Она вздохнула и вздернула подбородок.
– Почему вы оставили меня с Ангусом?
– Ева, это не преследовало какой-то особой цели. – Он оттолкнулся от стены. – Вы не ошиблись во мне. Вы пришли ради Роджера, так забирайте его. Я не стану останавливать вас и не буду мешать делать то, что вы хотите.
– Это хорошо, потому что я вернулась не ради Роджера. Я вернулась ради вас.
Она раскрылась до ступней, а меховое покрывало с кровати, в которое она была завернута, сползло с плеч и свесилось на спину, удерживаемое только локтями и предплечьями, и ее тело светилось в ярком свете свечей.
– Я такой, какой есть, Ева, – хрипло произнес Джейми. – Вы уже видели меня с лучшей стороны, и она не так уж хороша.
– Давайте посмотрим, хорошо?
– Что?
– Кто хороший человек.
Нелепость, конечно, потому что это никак не он.
Он почувствовал прилив… чего-то, что не имело названия, – не гнева, не возбуждения, не желания и не злости, не жажды мщения или ненависти. Все эти чувства были ему знакомы, но это не обладало их вкусом. Это не была ни симпатия, ни страсть, ни надежда. Это чувство не было похоже ни на одно из тех, что он испытывал в прошлом, и оно, тревожно взмахивая крыльями, билось у него в груди, как крылатый дракон, сильный и беспокойный.
Это было чувство, которому нельзя давать свободу. Все эти годы он удерживал его, а теперь эта женщина так самонадеянно поверила во что-то, чего в нем не было. А то, что действительно было в нем, вся его ярость, могла вырваться наружу, и ее неистовство никогда не остановить.
Ева шла к нему через комнату нарочито медленно, не отрывая взгляда от его глаз и соблазнительно покачивая бедрами; ее распущенные волосы были влажными – его ванна, промелькнула у него мысль, она нагая была в его ванне.
– Знайте, Ева: вы ступаете на опасную почву, – проскрежетал Джейми. – Не обманывайтесь и не надейтесь на мое благородство: я возьму то, что вы мне предлагаете. Но вы предназначены не для этого.
Его слова ее не остановили.
– Знайте, Джейми: вы ошибаетесь во мне. С момента своего рождения я была предназначена для интриг и больших денег, однако во мне течет колдовская кровь и я не хочу того, для чего была предназначена. Я хочу тебя.
Ева отдавалась ему, и в нем застучала кровь, и желание забурлило как река. Теперь она уже была в шаге от него, и он, вытянув руку, погладил пальцами впадинку у нее между грудями и запрокинул голову.
– Не пытайся снова остановить меня, Джейми, – прошептала она, пробежав пальцами по его скуле. – Я уже сделала свой выбор.
– Тогда, Ева, знай, что ты выбираешь: я Эверут.
Все затихло и замерло, потом она протяжно выдохнула горячий воздух, а он наклонился и поцеловал ее.

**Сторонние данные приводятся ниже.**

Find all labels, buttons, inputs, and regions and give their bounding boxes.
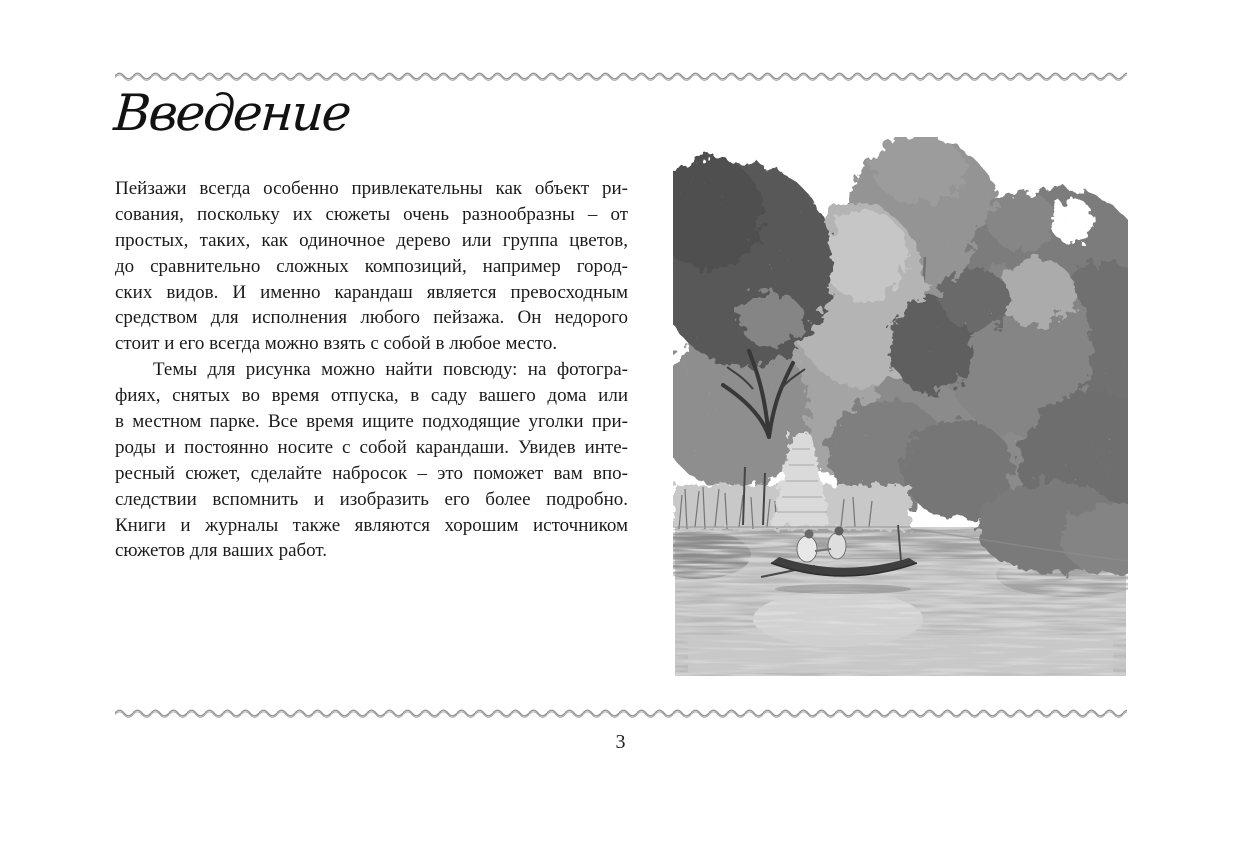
body-text xyxy=(115,176,628,564)
decorative-wave-bottom xyxy=(115,706,1127,720)
text-line: стоит и его всегда можно взять с собой в любое место. xyxy=(115,333,558,355)
landscape-illustration xyxy=(673,137,1128,678)
text-line: фиях, снятых во время отпуска, в саду вашего дома или xyxy=(115,385,628,407)
text-line: средством для исполнения любого пейзажа. Он недорого xyxy=(115,307,628,329)
page-number: 3 xyxy=(615,731,626,753)
text-line: в местном парке. Все время ищите подходящие уголки при- xyxy=(115,411,628,433)
wave-rule-icon xyxy=(115,69,1127,83)
text-line: простых, таких, как одиночное дерево или группа цветов, xyxy=(115,229,628,251)
page-title: Введение xyxy=(112,84,352,142)
text-line: ресный сюжет, сделайте набросок – это поможет вам впо- xyxy=(115,462,628,484)
decorative-wave-top xyxy=(115,69,1127,83)
text-line: Книги и журналы также являются хорошим источником xyxy=(115,514,628,536)
text-line: роды и постоянно носите с собой карандаши. Увидев инте- xyxy=(115,436,628,458)
text-line: следствии вспомнить и изобразить его более подробно. xyxy=(115,488,628,510)
wave-rule-icon xyxy=(115,706,1127,720)
text-line: Темы для рисунка можно найти повсюду: на фотогра- xyxy=(153,359,628,381)
text-line: ских видов. И именно карандаш является превосходным xyxy=(115,281,628,303)
text-line: сюжетов для ваших работ. xyxy=(115,540,328,562)
landscape-drawing-svg xyxy=(673,137,1128,678)
text-line: сования, поскольку их сюжеты очень разнообразны – от xyxy=(115,203,628,225)
text-line: Пейзажи всегда особенно привлекательны как объект ри- xyxy=(115,178,628,199)
text-line: до сравнительно сложных композиций, например город- xyxy=(115,255,628,277)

В этот поцелуй были вложены все секреты десятилетий, и он не хотел делиться ими, но если безрассудная Ева сделала выбор, то должна знать, какой яд пьет.
Она положила холодные ладони на его горячие щеки и посмотрела на него, а Джейми показалось, будто он падает.
– Вероятно, мне следовало догадаться об этом, – улыбаясь, прошептала она. – Вся моя жизнь состоит именно из этого – из прочно связанных сетей. Но не бойся, Джейми, я все равно выбираю тебя.
В голове у него гудело от оглушающей тишины, обрушившейся на него, как ливень на гору. Он положил руку ей на затылок и, поцеловав в шею, вдохнул ее аромат. Она ответила на его поцелуй, и они оба воспламенились, словно вспыхнувшее в огне сухое дерево.
Джейми скользнул языком глубоко к ней в рот, не пробуя ее, а поглощая. Его язык забирался во все потаенные места – и между нижней губой и зубами, – заставляя ее задыхаться и отвечать на его поцелуй, когда он завладевал горячими глубинами ее рта. Это то, чего ему хотелось в таверне, у дерева и вообще всякий раз, когда она улыбалась ему. Почти двадцать лет жизни он хотел этого: хотел ее, Еву, хотел держать ее в объятиях, хотел, чтобы она принадлежала ему.